Smoking as a risk factor in women
a systematic review
The number of women who are smoking is increasing. There are 1.1 billion people who are smoking, and among them, one fifth is women. (WHO, 1997) Smoking can be regarded as a form of recreational drug use. It is known to all that smoking is bad for the lung and also the whole body, because the substance of cigarettes gas come the blood stream by lung. For long term speakers, it is easier for them to get lung cancer, heart attacks, strokes and so on. And for long term smoking women, low birth weight of infants is a result. Smoking may reduce people’s stress, so that’s why there are a lot of people addicted to smoking.

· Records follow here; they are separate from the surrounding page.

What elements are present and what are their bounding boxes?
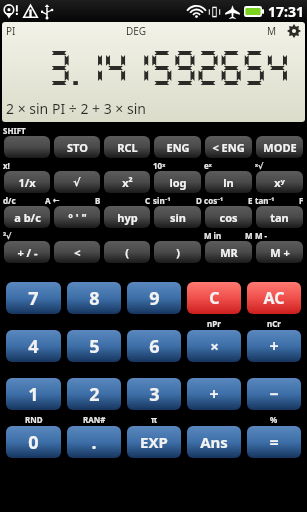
button[interactable]: 7	[6, 282, 61, 314]
staticText: .	[91, 430, 97, 455]
staticText: nCr	[267, 318, 281, 329]
staticText: 7	[28, 286, 39, 311]
button[interactable]: ENG	[154, 136, 201, 158]
button[interactable]: STO	[54, 136, 100, 158]
button[interactable]: =	[247, 426, 301, 458]
staticText: sin⁻¹	[153, 195, 171, 206]
button[interactable]: x²	[104, 171, 150, 193]
staticText: 3	[149, 382, 160, 407]
staticText: sin	[170, 210, 186, 225]
button[interactable]: 2	[67, 378, 121, 410]
button[interactable]: cos	[205, 206, 252, 228]
staticText: ENG	[166, 140, 190, 155]
button[interactable]: C	[187, 282, 241, 314]
staticText: ln	[223, 175, 234, 190]
staticText: M +	[270, 245, 290, 260]
button[interactable]: )	[154, 241, 201, 263]
button[interactable]: −	[247, 378, 301, 410]
button[interactable]: 0	[6, 426, 61, 458]
button[interactable]: ln	[205, 171, 252, 193]
staticText: hyp	[117, 210, 138, 225]
staticText: cos	[219, 210, 238, 225]
button[interactable]: ×	[187, 330, 241, 362]
staticText: ←	[53, 196, 60, 205]
staticText: nPr	[207, 318, 221, 329]
button[interactable]: RCL	[104, 136, 150, 158]
staticText: 10ˣ	[153, 160, 166, 171]
button[interactable]: 5	[67, 330, 121, 362]
staticText: tan	[270, 210, 289, 225]
button[interactable]: 6	[127, 330, 181, 362]
staticText: +	[269, 335, 279, 357]
staticText: )	[176, 245, 180, 260]
button[interactable]: (	[104, 241, 150, 263]
staticText: 5	[89, 334, 100, 359]
staticText: 2	[89, 382, 100, 407]
button[interactable]: log	[154, 171, 201, 193]
button[interactable]: +	[187, 378, 241, 410]
staticText: cos⁻¹	[204, 195, 224, 206]
staticText: x²	[122, 175, 133, 190]
button[interactable]: 3	[127, 378, 181, 410]
staticText: AC	[263, 287, 285, 309]
button[interactable]: + / -	[4, 241, 50, 263]
staticText: xʸ	[274, 175, 285, 190]
button[interactable]: xʸ	[256, 171, 303, 193]
button[interactable]: +	[247, 330, 301, 362]
staticText: %	[270, 414, 278, 425]
button[interactable]: sin	[154, 206, 201, 228]
staticText: F	[299, 195, 304, 206]
button[interactable]: Settings	[287, 24, 301, 38]
staticText: < ENG	[212, 140, 245, 155]
staticText: C	[145, 195, 151, 206]
staticText: 1/x	[18, 175, 36, 190]
staticText: RND	[25, 414, 43, 425]
button[interactable]: <	[54, 241, 100, 263]
staticText: +	[209, 383, 219, 405]
staticText: M in	[204, 230, 222, 241]
staticText: PI	[6, 24, 16, 38]
staticText: DEG	[126, 24, 147, 38]
staticText: B	[95, 195, 101, 206]
button[interactable]: 4	[6, 330, 61, 362]
staticText: 2 × sin PI ÷ 2 + 3 × sin	[6, 99, 146, 118]
staticText: C	[209, 287, 220, 309]
button[interactable]: MODE	[256, 136, 303, 158]
button[interactable]: ° ' "	[54, 206, 100, 228]
staticText: RCL	[117, 140, 138, 155]
staticText: tan⁻¹	[255, 195, 275, 206]
staticText: π	[151, 414, 157, 425]
button[interactable]: .	[67, 426, 121, 458]
button[interactable]: 1	[6, 378, 61, 410]
button[interactable]: AC	[247, 282, 301, 314]
staticText: 8	[89, 286, 100, 311]
staticText: MODE	[263, 140, 297, 155]
button[interactable]: M +	[256, 241, 303, 263]
button[interactable]	[4, 136, 50, 158]
staticText: Ans	[200, 432, 228, 452]
button[interactable]: tan	[256, 206, 303, 228]
staticText: SHIFT	[3, 125, 26, 136]
staticText: EXP	[140, 432, 168, 452]
button[interactable]: MR	[205, 241, 252, 263]
staticText: 9	[149, 286, 160, 311]
button[interactable]: 9	[127, 282, 181, 314]
staticText: A	[45, 195, 51, 206]
button[interactable]: 8	[67, 282, 121, 314]
staticText: M	[267, 24, 277, 38]
staticText: x!	[3, 160, 10, 171]
button[interactable]: hyp	[104, 206, 150, 228]
staticText: + / -	[17, 245, 38, 260]
button[interactable]: Ans	[187, 426, 241, 458]
button[interactable]: √	[54, 171, 100, 193]
button[interactable]: a b/c	[4, 206, 50, 228]
staticText: eˣ	[204, 160, 212, 171]
staticText: a b/c	[14, 210, 41, 225]
staticText: 0	[28, 430, 39, 455]
staticText: √	[73, 176, 81, 189]
staticText: STO	[67, 140, 88, 155]
button[interactable]: EXP	[127, 426, 181, 458]
button[interactable]: < ENG	[205, 136, 252, 158]
button[interactable]: 1/x	[4, 171, 50, 193]
staticText: M -	[255, 230, 268, 241]
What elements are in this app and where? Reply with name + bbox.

In this article, the scientists estimate the effect of smoking on coronary heart disease in women compared with men after accounting for sex differences in other major risk factors. The scientists reviewed 8005 abstracts and 26articles to analyzed data. 3912809 individuals and 67075 coronary heart disease events are included. The scientists selected cohort studies that were satisfied by sex ith measures if relative risk, and associated variability, for coronary heart disease and current smoking compared with not smoking. The scientists pooled data from 53 studies and estimated relative risk ratios between men and women. However, there is no significant evidence that there should be a sex difference in the relative risks between participants who had never smoked and those who had smoked a lot previously. (Huxley, R. R., & Woodward, M. 2011) Of the main causes of coronary heart disease, cigarette smoking is one, and will remain so as populations that have so far been relatively unscathed by the smoking epidemic begin to smoke to a degree previously noted only in high-income countries. This expectation is especially true for young women in whom the popularity of smoking, particularly in some low income and middle-income countries, might be on the rise. (Gilmore A, et al., 2004 & USCDCP, 2011) Thus, after taking classic cardiovascular risk factors into consideration, women had a 25% higher risk for coronary heart disease obviously conferred by cigarette smoking compared with men. Clinically, physicians and health professionals should be encouraged to make contributions to promote smoking cessation in all individuals. (Huxley, R. R., & Woodward, M. 2011) The worldwide tobacco control programs should make efforts to take care of women, especially of where, the number of smoking young women is increasing rapidly.